Statins in Very Elderly Adults (Debate)

Neil J. Stone, MD, MACP, FACC; Sunny Intwala, MD; Dan Katz, BA


J Am Geriatr Soc. 2014;62(5):943-945. 

In This Article

Abstract and Introduction


Topic: Should patients 85 and older take statins?

Two carefully done systematic reviews suggest that statin therapy may be appropriate for very elderly adults (≥85). First, the compelling per-person meta-analysis of the Cholesterol Treatment Trialists shows that statin therapy in randomized clinical trials (RCTs) significantly reduces major vascular events per mmol/L decrease in low-density lipoprotein cholesterol (LDL-C) in those aged 75 and older.[1] Also, a high-quality Cochrane review found that statin therapy for those in primary prevention (at risk of atherosclerotic cardiovascular disease (ASCVD) events (e.g., heart attack, stroke)) over a wide age range is safe and effective,[2] but the decision to use statins in individuals aged 85 and older should not be reflexive. Robust RCT evidence for the benefit of statins in primary prevention of ASCVD in individuals aged 85 and older is lacking. For primary prevention, a shared decision-making model emphasizing the understanding that choices are available and must be considered carefully with strong patient input to decision-making is therefore suggested.[3] Alternatively, the strong case for statin therapy should be highlighted for secondary ASCVD prevention. Two anecdotes highlight these points. A physician in his late 80s walked into the office with canes in each hand requesting a second opinion regarding statin therapy. His LDL-C level was approximately 150 mg/dL, and he had been given a statin prescription but had no history of ASCVD. He reasoned that, if he experienced any muscular weakness from a statin, his independence and quality of life would be curtailed greatly. His doctors agreed, and 5 years later, he is still active and grateful for the shared decision-making. At approximately the same time, an active 86-year-old woman developed an acute coronary syndrome, had a stent placed in her left anterior descending coronary artery, and was prescribed a potent statin. Seen in follow-up, she was concerned whether the benefits were worth the risks of intensive statin therapy.
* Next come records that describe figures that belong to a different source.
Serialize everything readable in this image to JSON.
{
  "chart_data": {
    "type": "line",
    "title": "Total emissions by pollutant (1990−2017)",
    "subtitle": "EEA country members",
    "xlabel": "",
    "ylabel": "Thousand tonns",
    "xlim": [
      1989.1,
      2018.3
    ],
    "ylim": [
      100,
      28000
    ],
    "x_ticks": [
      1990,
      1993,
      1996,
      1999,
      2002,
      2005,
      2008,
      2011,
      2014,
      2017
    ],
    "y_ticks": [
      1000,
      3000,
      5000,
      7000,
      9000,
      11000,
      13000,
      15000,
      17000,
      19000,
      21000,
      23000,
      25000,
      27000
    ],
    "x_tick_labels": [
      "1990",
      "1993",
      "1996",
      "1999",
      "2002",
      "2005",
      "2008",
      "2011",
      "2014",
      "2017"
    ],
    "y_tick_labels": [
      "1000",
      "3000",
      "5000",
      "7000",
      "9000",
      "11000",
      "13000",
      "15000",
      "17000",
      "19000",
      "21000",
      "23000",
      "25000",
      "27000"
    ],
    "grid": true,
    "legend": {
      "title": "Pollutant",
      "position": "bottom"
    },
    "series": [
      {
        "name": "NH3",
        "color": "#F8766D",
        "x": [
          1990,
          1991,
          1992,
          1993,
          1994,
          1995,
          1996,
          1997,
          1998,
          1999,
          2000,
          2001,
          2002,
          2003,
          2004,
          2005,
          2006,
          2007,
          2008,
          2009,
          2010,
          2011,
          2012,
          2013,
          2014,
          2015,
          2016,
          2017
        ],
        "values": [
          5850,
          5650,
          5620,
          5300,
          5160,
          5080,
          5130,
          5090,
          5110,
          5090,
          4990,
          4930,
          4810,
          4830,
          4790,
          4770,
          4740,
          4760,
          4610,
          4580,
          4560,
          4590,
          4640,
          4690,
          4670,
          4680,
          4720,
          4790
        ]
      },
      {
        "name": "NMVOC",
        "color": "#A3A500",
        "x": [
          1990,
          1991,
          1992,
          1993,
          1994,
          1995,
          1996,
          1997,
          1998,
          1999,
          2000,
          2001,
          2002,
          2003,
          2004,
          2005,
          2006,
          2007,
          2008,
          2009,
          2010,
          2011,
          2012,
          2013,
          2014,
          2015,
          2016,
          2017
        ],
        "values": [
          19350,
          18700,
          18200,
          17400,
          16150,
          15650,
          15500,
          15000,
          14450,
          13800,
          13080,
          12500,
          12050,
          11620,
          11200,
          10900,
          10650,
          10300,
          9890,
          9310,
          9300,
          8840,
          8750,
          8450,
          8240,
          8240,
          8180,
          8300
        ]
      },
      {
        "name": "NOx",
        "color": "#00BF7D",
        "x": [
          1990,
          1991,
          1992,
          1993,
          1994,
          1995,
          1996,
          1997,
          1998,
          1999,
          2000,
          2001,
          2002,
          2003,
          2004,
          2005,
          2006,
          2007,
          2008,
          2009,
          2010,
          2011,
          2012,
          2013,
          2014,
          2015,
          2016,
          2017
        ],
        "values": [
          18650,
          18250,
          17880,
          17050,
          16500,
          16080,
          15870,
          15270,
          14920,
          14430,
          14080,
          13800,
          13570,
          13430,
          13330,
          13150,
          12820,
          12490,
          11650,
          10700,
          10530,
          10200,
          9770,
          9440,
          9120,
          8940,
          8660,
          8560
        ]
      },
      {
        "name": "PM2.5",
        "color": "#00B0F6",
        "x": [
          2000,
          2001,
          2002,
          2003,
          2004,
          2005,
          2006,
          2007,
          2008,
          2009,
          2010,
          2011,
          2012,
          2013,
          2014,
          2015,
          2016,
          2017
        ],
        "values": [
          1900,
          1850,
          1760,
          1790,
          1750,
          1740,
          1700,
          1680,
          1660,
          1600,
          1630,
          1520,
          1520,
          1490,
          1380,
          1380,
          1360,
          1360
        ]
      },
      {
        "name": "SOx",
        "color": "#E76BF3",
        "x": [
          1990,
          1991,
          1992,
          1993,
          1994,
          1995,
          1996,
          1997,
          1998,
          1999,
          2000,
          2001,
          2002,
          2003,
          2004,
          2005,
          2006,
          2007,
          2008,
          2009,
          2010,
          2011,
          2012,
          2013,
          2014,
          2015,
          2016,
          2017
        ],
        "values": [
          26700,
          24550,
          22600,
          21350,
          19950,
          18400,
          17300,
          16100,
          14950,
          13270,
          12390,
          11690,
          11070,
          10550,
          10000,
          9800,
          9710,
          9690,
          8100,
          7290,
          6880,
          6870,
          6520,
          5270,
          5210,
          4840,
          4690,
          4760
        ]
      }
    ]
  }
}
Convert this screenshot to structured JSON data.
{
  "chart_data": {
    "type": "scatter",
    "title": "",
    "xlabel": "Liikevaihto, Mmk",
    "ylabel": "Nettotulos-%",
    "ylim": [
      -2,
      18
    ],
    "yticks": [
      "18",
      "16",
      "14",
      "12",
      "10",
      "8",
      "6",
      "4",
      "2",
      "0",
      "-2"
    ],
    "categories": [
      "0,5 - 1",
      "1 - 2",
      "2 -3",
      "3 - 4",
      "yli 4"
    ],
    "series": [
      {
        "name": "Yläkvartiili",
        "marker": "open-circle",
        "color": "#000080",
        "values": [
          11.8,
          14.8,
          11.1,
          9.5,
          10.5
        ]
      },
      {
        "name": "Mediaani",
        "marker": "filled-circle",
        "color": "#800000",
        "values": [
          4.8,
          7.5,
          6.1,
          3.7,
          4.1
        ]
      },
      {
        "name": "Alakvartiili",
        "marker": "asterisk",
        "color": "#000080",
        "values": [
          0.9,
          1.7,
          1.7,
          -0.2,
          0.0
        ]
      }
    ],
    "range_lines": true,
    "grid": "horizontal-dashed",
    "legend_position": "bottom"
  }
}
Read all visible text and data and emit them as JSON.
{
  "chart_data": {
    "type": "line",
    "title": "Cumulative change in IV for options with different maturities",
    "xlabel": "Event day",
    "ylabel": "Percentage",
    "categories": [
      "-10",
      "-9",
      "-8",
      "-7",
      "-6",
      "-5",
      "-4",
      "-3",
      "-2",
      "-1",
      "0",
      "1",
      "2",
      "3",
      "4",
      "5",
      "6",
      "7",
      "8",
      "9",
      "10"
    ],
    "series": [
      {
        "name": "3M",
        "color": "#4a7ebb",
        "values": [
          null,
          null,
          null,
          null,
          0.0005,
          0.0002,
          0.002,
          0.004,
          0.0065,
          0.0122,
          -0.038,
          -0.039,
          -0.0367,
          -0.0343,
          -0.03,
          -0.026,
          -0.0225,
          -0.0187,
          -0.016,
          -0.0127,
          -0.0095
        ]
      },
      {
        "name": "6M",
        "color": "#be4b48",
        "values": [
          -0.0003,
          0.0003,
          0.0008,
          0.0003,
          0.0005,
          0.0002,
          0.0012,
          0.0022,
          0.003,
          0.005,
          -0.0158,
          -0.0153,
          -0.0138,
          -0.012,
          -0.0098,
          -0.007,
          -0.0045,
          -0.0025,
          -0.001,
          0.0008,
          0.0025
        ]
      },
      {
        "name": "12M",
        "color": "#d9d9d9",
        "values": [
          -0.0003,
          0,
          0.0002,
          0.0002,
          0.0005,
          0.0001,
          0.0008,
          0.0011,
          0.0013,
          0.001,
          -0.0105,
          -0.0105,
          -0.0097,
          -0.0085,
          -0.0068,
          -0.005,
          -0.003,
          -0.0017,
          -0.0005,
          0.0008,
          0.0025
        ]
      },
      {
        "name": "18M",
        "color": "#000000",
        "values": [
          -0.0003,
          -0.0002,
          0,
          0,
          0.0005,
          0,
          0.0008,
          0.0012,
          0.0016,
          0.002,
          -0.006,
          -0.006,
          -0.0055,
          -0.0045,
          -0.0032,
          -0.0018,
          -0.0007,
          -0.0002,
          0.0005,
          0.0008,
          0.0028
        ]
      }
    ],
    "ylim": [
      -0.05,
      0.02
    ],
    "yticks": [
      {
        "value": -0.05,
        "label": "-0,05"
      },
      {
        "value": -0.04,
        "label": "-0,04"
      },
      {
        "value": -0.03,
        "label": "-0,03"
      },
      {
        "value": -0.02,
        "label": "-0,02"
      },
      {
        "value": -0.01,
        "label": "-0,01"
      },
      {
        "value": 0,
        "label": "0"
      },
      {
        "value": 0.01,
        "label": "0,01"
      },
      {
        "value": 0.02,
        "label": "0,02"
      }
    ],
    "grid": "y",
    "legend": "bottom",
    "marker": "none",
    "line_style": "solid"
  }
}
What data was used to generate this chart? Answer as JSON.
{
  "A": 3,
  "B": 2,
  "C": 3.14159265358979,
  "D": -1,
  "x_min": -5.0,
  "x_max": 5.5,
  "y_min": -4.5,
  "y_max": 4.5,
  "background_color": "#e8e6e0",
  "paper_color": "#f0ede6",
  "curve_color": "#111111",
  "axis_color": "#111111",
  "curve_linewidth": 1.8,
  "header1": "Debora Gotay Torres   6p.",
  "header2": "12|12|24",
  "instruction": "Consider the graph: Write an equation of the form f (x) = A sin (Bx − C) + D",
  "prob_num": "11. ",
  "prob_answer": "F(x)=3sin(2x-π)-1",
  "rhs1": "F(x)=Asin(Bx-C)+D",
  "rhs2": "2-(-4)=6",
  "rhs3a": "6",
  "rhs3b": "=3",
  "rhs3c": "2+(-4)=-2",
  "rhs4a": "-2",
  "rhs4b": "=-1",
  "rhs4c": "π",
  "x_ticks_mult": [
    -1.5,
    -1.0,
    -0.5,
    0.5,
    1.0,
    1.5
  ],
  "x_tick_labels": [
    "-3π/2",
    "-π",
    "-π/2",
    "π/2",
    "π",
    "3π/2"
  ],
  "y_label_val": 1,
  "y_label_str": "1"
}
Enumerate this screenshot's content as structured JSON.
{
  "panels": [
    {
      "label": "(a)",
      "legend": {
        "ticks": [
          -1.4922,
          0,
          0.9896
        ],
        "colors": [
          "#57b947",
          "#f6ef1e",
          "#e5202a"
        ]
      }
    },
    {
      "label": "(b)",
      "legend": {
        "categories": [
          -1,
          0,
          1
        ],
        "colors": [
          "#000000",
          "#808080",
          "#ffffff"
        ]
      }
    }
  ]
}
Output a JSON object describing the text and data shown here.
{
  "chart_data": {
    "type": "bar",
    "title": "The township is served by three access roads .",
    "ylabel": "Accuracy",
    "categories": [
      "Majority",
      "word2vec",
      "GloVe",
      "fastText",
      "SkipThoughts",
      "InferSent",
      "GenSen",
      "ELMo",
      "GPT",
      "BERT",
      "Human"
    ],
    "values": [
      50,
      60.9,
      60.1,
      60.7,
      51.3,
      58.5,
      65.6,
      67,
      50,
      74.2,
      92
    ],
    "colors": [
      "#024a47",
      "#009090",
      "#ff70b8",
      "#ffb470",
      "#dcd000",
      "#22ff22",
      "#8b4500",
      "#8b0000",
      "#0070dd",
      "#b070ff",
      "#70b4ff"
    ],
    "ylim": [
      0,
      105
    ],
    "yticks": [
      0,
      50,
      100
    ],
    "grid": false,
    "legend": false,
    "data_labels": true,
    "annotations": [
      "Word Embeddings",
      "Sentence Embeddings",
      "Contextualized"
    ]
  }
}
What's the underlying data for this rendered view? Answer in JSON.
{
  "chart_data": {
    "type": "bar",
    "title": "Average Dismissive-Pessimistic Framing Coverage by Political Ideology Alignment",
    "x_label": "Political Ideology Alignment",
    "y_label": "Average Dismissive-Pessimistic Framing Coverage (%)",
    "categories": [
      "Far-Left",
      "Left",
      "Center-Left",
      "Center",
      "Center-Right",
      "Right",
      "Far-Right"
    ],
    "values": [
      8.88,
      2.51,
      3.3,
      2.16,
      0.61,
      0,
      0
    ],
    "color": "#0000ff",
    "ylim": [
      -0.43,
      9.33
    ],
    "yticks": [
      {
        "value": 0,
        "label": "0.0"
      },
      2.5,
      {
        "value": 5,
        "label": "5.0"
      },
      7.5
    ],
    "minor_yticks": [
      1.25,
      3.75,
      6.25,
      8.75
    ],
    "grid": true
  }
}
After reviewing the strong RCT data on the documented benefits of statin therapy in individuals with symptomatic ASCVD aged 75 and older and comparing it with the risks and negative aspects, she continued on her statin therapy and with careful follow-up has tolerated her therapy well.

What specific information should inform a physician's counseling about benefits and risks of statin therapy in individuals aged 85 and older? Clinicians can explain that RCTs have included elderly adults. Table 1 shows the compelling data for statins in secondary prevention from the Cholesterol Treatment Trialists' meta-analysis as noted above. The Prospective Study of Pravastatin in the Elderly at Risk RCT enrolled individuals in primary and secondary prevention aged 70 to 82. There was a significant reduction in ASCVD risk in the secondary prevention group that a review noted included a mortality benefit.[4] The Study Assessing Goals in the Elderly was a secondary prevention trial that enrolled subjects aged 65 to 86.[5] It contrasted the effects of intensive statin therapy with those of moderate statin therapy on reduction of myocardial ischemia in participants. Both statin regimens were equally effective in the reduction of the frequency and duration of myocardial ischemia. Intensive atorvastatin therapy more effectively improved lipids and reduced all-cause death than moderate pravastatin.

Most experienced clinicians will also want to put in the balance a consideration of harms of any therapy in those 85 and older. Concerns about adding another medication and nonadherence should be considered, and a discussion of metabolic (diabetes mellitus), musculoskeletal (myalgia, myositis, and the very rare rhabdomyolysis), medication interactions, major organ effects (liver and kidney), and memory concerns should ensue.